Researchers from Lawrence Livermore National Laboratory (LLNL) were keen to better comprehend how to custom-make carbon nanomaterials and how their development affects shock phenomena like detonation.

Therefore, the LLNL team carried out machine-learning-stimulated atomistic simulations to offer insight into the important processes regulating the development of nanocarbon materials, which could function as a design instrument, help direct experimental efforts and facilitate more precise energetic materials modeling.

Laser-stimulated shock and detonation experiments can be employed to push carbon-abundant materials to conditions of pressures of 10s of GPa (one GPa equals 9,869 atmospheres) and temperatures of the 1,000s of degrees Kelvin (K), under which multifaceted processes lead to the development of 2-10 nanometer nanocarbons in a matter of 100s of nanoseconds.

However, the accurate physical and chemical phenomena controlling emergent nanocarbon formation under very high temperature and pressure have not been completely investigated yet, partly because of the issues related to examining systems at such extreme states.

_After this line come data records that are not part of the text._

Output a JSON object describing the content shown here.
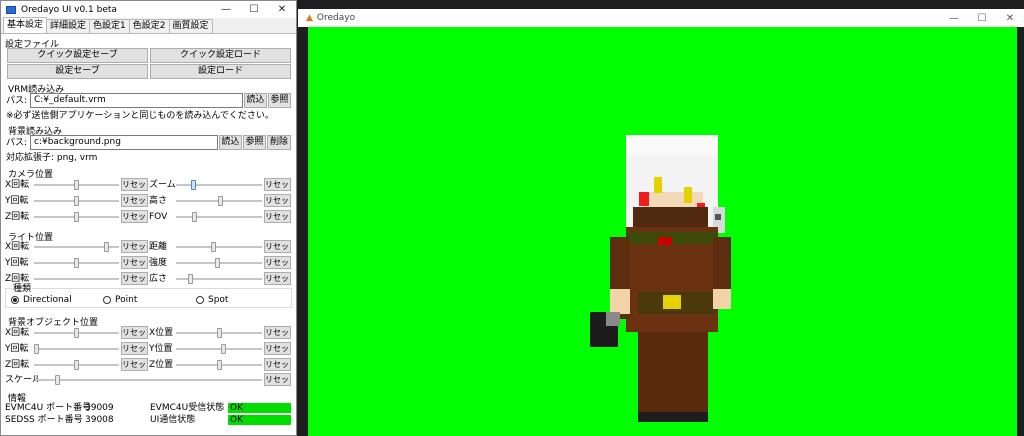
{
  "left_window": {
    "title": "Oredayo UI v0.1 beta",
    "tabs": [
      "基本設定",
      "詳細設定",
      "色設定1",
      "色設定2",
      "画質設定"
    ],
    "settings_file": {
      "header": "設定ファイル",
      "quick_save": "クイック設定セーブ",
      "quick_load": "クイック設定ロード",
      "save": "設定セーブ",
      "load": "設定ロード"
    },
    "vrm": {
      "header": "VRM読み込み",
      "path_label": "パス:",
      "path_value": "C:¥_default.vrm",
      "load_btn": "読込",
      "browse_btn": "参照",
      "note": "※必ず送信側アプリケーションと同じものを読み込んでください。"
    },
    "background": {
      "header": "背景読み込み",
      "path_label": "パス:",
      "path_value": "c:¥background.png",
      "load_btn": "読込",
      "browse_btn": "参照",
      "delete_btn": "削除",
      "ext_note": "対応拡張子: png, vrm"
    },
    "camera": {
      "header": "カメラ位置",
      "reset": "リセット",
      "left": [
        {
          "label": "X回転",
          "value": 0.5
        },
        {
          "label": "Y回転",
          "value": 0.5
        },
        {
          "label": "Z回転",
          "value": 0.5
        }
      ],
      "right": [
        {
          "label": "ズーム",
          "value": 0.18
        },
        {
          "label": "高さ",
          "value": 0.52
        },
        {
          "label": "FOV",
          "value": 0.2
        }
      ]
    },
    "light": {
      "header": "ライト位置",
      "reset": "リセット",
      "left": [
        {
          "label": "X回転",
          "value": 0.87
        },
        {
          "label": "Y回転",
          "value": 0.5
        },
        {
          "label": "Z回転",
          "value": null
        }
      ],
      "right": [
        {
          "label": "距離",
          "value": 0.43
        },
        {
          "label": "強度",
          "value": 0.48
        },
        {
          "label": "広さ",
          "value": 0.15
        }
      ],
      "kind_label": "種類",
      "kinds": [
        "Directional",
        "Point",
        "Spot"
      ],
      "selected": "Directional"
    },
    "bg_object": {
      "header": "背景オブジェクト位置",
      "reset": "リセット",
      "left": [
        {
          "label": "X回転",
          "value": 0.5
        },
        {
          "label": "Y回転",
          "value": 0.0
        },
        {
          "label": "Z回転",
          "value": 0.5
        }
      ],
      "right": [
        {
          "label": "X位置",
          "value": 0.5
        },
        {
          "label": "Y位置",
          "value": 0.55
        },
        {
          "label": "Z位置",
          "value": 0.5
        }
      ],
      "scale_label": "スケール",
      "scale_value": 0.09
    },
    "info": {
      "header": "情報",
      "rows": [
        {
          "label": "EVMC4U ポート番号",
          "value": "39009",
          "status_label": "EVMC4U受信状態",
          "status": "OK"
        },
        {
          "label": "SEDSS ポート番号",
          "value": "39008",
          "status_label": "UI通信状態",
          "status": "OK"
        }
      ]
    }
  },
  "right_window": {
    "title": "Oredayo",
    "background_color": "#00ff00"
  },
  "colors": {
    "ok": "#00dd00",
    "chroma": "#00ff00"
  },
  "icons": {
    "minimize": "minimize-icon",
    "maximize": "maximize-icon",
    "close": "close-icon"
  }
}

Latest experiments on nanodiamond manufacture from hydrocarbons exposed to conditions akin to those of planetary interiors provide certain clues on probable carbon condensation mechanisms, but the landscape of conditions and systems under which strong compression could produce remarkable nanomaterials is too vast to be investigated using only experiments.

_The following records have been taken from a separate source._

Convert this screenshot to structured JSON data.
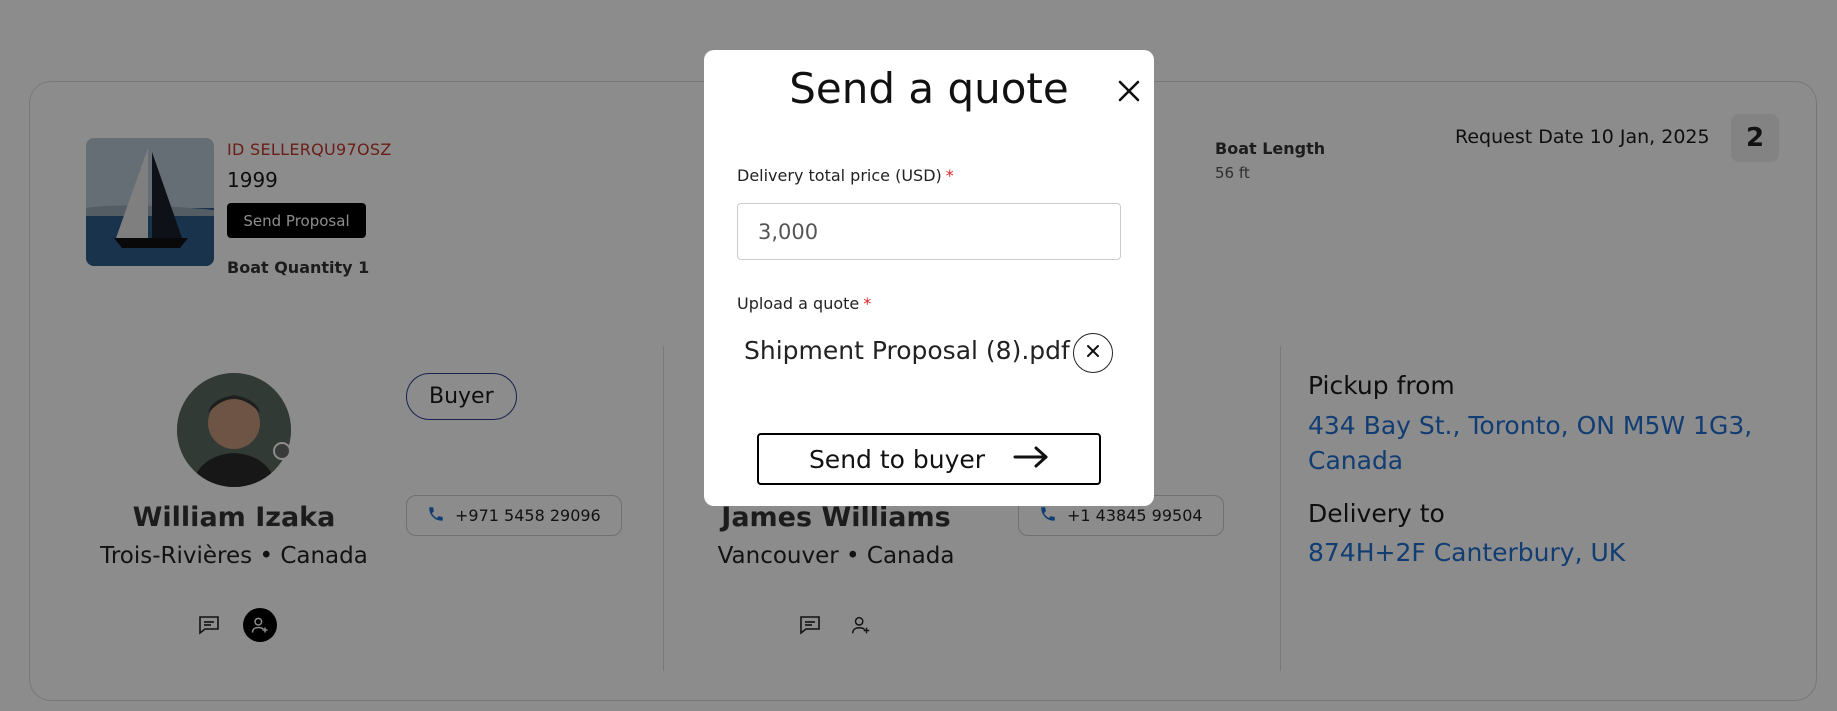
{
  "listing": {
    "id_text": "ID SELLERQU97OSZ",
    "year": "1999",
    "send_proposal_label": "Send Proposal",
    "quantity_text": "Boat Quantity 1",
    "spec_label": "Boat Length",
    "spec_value": "56 ft",
    "request_date": "Request Date 10 Jan, 2025",
    "count": "2"
  },
  "buyer": {
    "role": "Buyer",
    "name": "William Izaka",
    "location": "Trois-Rivières • Canada",
    "phone": "+971 5458 29096"
  },
  "seller": {
    "name": "James Williams",
    "location": "Vancouver • Canada",
    "phone": "+1 43845 99504"
  },
  "route": {
    "pickup_label": "Pickup from",
    "pickup_address": "434 Bay St., Toronto, ON M5W 1G3, Canada",
    "delivery_label": "Delivery to",
    "delivery_address": "874H+2F Canterbury, UK"
  },
  "modal": {
    "title": "Send a quote",
    "price_label": "Delivery total price (USD)",
    "price_value": "3,000",
    "upload_label": "Upload a quote",
    "required_mark": "*",
    "file_name": "Shipment Proposal (8).pdf",
    "submit_label": "Send to buyer"
  },
  "icons": {
    "close": "close-icon",
    "phone": "phone-icon",
    "chat": "chat-icon",
    "add_user": "add-user-icon",
    "arrow": "arrow-right-icon"
  },
  "colors": {
    "id_text": "#c0392b",
    "link": "#1f6fd1",
    "required": "#e02020",
    "phone_icon": "#1f6fd1",
    "badge_border": "#2c3e8f"
  }
}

The researchers learned that liquid nanocarbon development follows traditional growth kinetics stimulated by Ostwald ripening (evolution of large clusters at the cost of shrinking small ones) and conforms to dynamical scaling in a process facilitated by reactive carbon transport in the immediate fluid.

The results provide direct insight into carbon condensation in a representative system and pave the way for its exploration in higher complexity organic materials, including explosives.

Rebecca Lindsey, Study Co-Lead Author and Researcher, LLNL

The corresponding research article has been published in Nature Communications.

The modeling effort of the researchers included a detailed investigation of carbon condensation (precipitation) in oxygen-deficient carbon oxide (C/O) mixtures at high temperatures and pressures, rendered feasible by mass replications using machine-learned interatomic potentials.

Carbon condensation in organic systems exposed to high pressures and temperatures is a non-equilibrium procedure similar to phase separation in mixtures quenched from a homogenous phase into a two-phase region, however, this association has only been partly investigated; particularly, phase separation theories remain highly applicable for nanoparticle synthesis.

The LLNL team's simulations of chemistry-coupled carbon condensation and associated analysis look into longstanding queries associated with high-pressure nanocarbon production in organic systems.

Our simulations have yielded a comprehensive picture of carbon cluster evolution in carbon-rich systems at extreme conditions—which is surprisingly similar with canonical phase separation in fluid mixtures—but also exhibit unique features typical of reactive systems.

Sorin Bastea, Study Principal Investigator, Study Co-Lead Author, and Physicist, LLNL

Other LLNL researchers involved in the study include Laurence Fried and Nir Goldman. LLNL’s Laboratory Directed Research and Development program funded the study.

Journal Reference:

Lindsey, R.K., et al. (2022) Chemistry-mediated Ostwald ripening in carbon-rich C/O systems at extreme conditions. Nature Communications. doi.org/10.1038/s41467-022-29024-x.